B. To assign staff to manage the PROJECT and ensure successful completion of the
PROJECT as defined in Exhibit A, "Scope of Work".
C. To agree to notify AUTHORITY a minimum of thirty (30) days in advance of any planned
PROEJCT work that will impact the operation of the Del Obispo grade crossing.
D. To be responsible to complete the PROJECT and all associated activities in a good and
competent manner and in compliance with ail applicable federal, state, and local laws and regulations
and railroad standards, policies, practices, and guidelines where applicable.
E. To be responsible for any fees, permits, licenses, easements, environmental clearances,
and other approvals required of the PROJECT.
F. To prepare and submit a monthly project summary report to AUTHORITY detailing the
activities completed within the reporting period.

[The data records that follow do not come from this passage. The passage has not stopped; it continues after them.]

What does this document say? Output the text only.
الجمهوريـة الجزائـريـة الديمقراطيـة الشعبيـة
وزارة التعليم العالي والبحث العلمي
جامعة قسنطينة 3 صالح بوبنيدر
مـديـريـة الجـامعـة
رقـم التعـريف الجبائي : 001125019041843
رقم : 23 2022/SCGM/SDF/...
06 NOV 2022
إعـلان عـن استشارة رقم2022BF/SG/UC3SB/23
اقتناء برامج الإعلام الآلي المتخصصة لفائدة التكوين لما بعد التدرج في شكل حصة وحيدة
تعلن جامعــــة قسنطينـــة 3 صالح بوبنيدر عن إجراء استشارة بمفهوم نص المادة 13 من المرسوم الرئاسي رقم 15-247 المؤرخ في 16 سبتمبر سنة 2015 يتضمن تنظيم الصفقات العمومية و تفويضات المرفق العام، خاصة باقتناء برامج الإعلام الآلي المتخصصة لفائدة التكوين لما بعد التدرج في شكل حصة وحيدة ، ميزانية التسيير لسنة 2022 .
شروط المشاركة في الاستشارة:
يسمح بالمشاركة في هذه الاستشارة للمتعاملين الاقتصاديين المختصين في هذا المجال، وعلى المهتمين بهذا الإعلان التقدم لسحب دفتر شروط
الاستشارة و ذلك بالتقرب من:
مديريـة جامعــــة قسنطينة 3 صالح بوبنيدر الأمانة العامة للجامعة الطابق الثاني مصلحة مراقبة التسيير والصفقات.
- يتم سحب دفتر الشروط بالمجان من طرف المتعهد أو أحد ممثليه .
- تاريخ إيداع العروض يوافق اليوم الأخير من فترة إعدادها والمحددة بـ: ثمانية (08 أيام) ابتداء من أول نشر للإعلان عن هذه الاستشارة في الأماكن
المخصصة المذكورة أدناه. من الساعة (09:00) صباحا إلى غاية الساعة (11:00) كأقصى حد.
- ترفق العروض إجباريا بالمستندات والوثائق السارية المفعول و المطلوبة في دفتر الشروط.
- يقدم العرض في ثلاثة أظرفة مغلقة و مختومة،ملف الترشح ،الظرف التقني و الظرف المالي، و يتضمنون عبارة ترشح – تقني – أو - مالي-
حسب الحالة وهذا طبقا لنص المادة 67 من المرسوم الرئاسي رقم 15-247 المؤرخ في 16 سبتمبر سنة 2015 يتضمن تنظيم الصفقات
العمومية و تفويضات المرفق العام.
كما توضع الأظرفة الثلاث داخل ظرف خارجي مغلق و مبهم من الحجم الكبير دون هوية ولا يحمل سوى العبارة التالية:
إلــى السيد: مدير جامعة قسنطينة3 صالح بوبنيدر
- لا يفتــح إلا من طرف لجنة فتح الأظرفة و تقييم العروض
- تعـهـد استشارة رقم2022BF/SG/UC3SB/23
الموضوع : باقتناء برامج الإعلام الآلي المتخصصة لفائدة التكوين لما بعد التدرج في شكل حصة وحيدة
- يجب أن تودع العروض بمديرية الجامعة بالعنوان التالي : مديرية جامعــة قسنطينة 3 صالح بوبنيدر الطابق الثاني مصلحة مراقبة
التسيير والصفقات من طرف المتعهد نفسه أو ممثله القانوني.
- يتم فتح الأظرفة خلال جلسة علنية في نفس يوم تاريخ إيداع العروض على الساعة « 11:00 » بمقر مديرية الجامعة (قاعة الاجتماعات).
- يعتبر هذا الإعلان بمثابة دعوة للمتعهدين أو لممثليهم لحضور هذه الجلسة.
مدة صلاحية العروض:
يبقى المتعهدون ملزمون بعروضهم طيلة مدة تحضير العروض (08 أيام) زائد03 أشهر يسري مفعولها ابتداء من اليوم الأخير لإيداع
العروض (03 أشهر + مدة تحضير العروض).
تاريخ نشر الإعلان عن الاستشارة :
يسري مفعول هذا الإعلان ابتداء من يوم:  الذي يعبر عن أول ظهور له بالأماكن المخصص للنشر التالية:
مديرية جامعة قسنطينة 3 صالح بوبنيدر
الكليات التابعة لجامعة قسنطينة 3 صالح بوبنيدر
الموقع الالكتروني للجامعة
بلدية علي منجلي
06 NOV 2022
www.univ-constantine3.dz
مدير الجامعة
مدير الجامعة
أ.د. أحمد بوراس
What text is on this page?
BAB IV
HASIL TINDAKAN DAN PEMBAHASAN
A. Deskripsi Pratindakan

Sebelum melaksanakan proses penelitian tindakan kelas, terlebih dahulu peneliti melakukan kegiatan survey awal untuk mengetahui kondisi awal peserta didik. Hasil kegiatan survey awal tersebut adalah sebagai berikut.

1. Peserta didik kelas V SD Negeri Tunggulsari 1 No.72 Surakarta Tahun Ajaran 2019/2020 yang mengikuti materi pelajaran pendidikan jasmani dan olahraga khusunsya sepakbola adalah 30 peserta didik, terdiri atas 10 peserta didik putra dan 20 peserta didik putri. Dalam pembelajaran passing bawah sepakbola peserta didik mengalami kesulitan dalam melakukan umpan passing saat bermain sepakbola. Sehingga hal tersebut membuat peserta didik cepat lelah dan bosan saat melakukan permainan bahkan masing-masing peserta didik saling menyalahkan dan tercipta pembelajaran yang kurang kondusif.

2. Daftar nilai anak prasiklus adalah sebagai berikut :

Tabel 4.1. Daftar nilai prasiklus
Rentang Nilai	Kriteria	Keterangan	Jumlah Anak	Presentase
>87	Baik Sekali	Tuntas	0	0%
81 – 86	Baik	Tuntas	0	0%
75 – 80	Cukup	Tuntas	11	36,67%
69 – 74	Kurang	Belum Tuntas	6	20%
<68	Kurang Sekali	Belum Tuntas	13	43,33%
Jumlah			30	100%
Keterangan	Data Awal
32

G. To prepare and submit a monthly invoice to AUTHORITY along with supporting
documentation. The invoice shall be submitted on CITY's letterhead and shall be signed by an authorized
agent who can duly certify the accuracy of the included information. The invoice shall be submitted by
CITY and in duplicate to AUTHORITY'S Accounts Payable Office. Each CITY invoice shall include the
following information:
1. Agreement No. C-5-3846.
2. The time period covered by the invoice.
3. Total monthly invoice amount.
4. Progress Report, which includes a detailed description of the services performed.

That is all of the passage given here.